I decided to take Second Chance Summer by Morgan Matson on my honeymoon because I loved its predecessor, Amy and Roger's Epic Detour; plus from the title and adorable cover it seemed like the perfect beach read. I was wrong. For me, a beach read needs to be easy and fun - and while this was an easy read, and fun at times, it was also quite harrowing. Crying into my cocktail was not exactly what I had planned for my honeymoon.

It's my own fault, really. I should have stopped reading as soon as I saw "three months left to live" in the first chapter. That right there is a big road sign saying, "Warning! You are in for tears." Still, I continued, reassured by the cute animals, bike rides and ice cream that the illustration on the cover promised me. For awhile, things were going well. As Taylor and her family struggle to deal with her father's declining health, they spend time at their lake house reconnecting in what are some truly heartwarming scenes. Even lighter moments are provided through Taylor's interactions with Henry, her childhood sweetheart, and Lucy, her former best friend, both of whom she's betrayed in an unnamed way, making for plenty of awkward moments. But I don't think it's spoiling anything to say this book veers into seriously sad territory. It's done well and is quite powerful, but like I said, not really what you want to read as a honeymooner lying on the beach.

Surroundings aside, I was also frustrated with the resolution of the "mystery" around what Taylor did to Lucy and Henry. Throughout the book, it's built up as this monumental betrayal, something so bad that she still feels guilty, five years later. The perceived seriousness of her actions is reinforced by the fact that nobody wants to talk to her and Henry and Lucy seem to hate her. But when the big reveal finally happens, all I could think was, "Is that it?!" I was surprised at how slight the betrayal was; the harshness of Henry and Lucy's treatment of Taylor, all these years later, certainly didn't match her crime. Which didn't exactly make me warm to either character. Henry left me feeling tepid when he should have been hot, hot, hot; while Lucy came across as a selfish biatch who wasn't worth being friends with anyway.

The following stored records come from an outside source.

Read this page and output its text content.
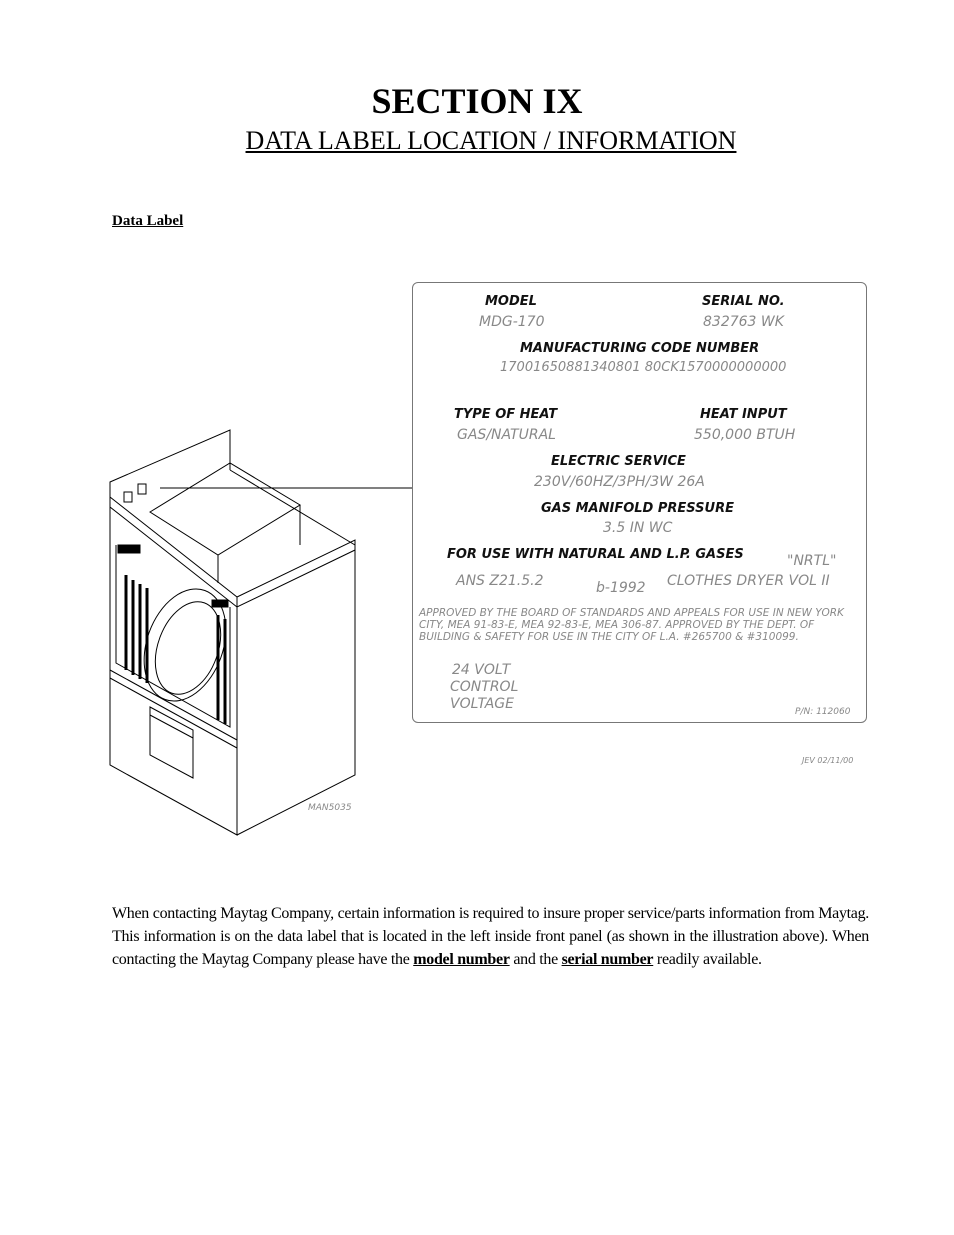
SECTION IX
DATA LABEL LOCATION / INFORMATION
Data Label
MAN5035
JEV 02/11/00
MODEL
MDG-170
SERIAL NO.
832763 WK
MANUFACTURING CODE NUMBER
17001650881340801 80CK1570000000000
TYPE OF HEAT
GAS/NATURAL
HEAT INPUT
550,000 BTUH
ELECTRIC SERVICE
230V/60HZ/3PH/3W 26A
GAS MANIFOLD PRESSURE
3.5 IN WC
FOR USE WITH NATURAL AND L.P. GASES	"NRTL"
ANS Z21.5.2	b-1992 CLOTHES DRYER VOL II
APPROVED BY THE BOARD OF STANDARDS AND APPEALS FOR USE IN NEW YORK
CITY, MEA 91-83-E, MEA 92-83-E, MEA 306-87. APPROVED BY THE DEPT. OF
BUILDING & SAFETY FOR USE IN THE CITY OF L.A. #265700 & #310099.
24 VOLT
CONTROL
VOLTAGE	P/N: 112060
When contacting Maytag Company, certain information is required to insure proper service/parts information from Maytag. This information is on the data label that is located in the left inside front panel (as shown in the illustration above). When contacting the Maytag Company please have the model number and the serial number readily available.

The characters I did love were those in Taylor's family. I wish more time had been spent with them, and less time on the romance/friendship angle. Their situation is heartbreaking, and hits close to home on what I imagine is many people's greatest fear (and certainly one of mine!). I loved the moments of bonding between Taylor and her father, especially the times they shared breakfast and discussed his life and loves. It provided a touching reminder to really get to know the people in your life, and appreciate them while you can.

Let's just say it's best to pick up Second Chance Summer when you feel like having a good cry.

Rating: 3.5/5

Eye Candy
Because of her name, I couldn't get the image Taylor Swift out of my head when it came to the main character. My mind wouldn't listen to the fact she's supposed to have straight hair. Oh, and I pictured Josh Hutcherson as Henry.


Action Shot

Fine Print
Genre: Young Adult
Published: June 2012, Simon & Schuster
Get it: Book Depository


  1. I also read this since I really liked Amy and Roger's. But I was a bit cautious since I find Morgan Matson to be incredibly good in building up some sort of mystery or secret but not so good in the revelation department. Like in ARED, Amy won't drive but it was so easy to convince her to do that in the end. So I prepared myself for a "is that it" moment here and I sure got it. Still, it was a nice read and I do wish that it focused more on the family and not on the romance. Anyway, thanks for the review! :D

    1. I didn't notice it as much in Amy & Roger, but now that you mention it I can see what you mean. It was a nice read by I much preferred A&R.

  2. I got so choked up at the end of this one! Wah!

    But I thought the strengths of this novel were definitely in the daughter/father relationship--I really didn't care for the so-called mystery about Taylor's past.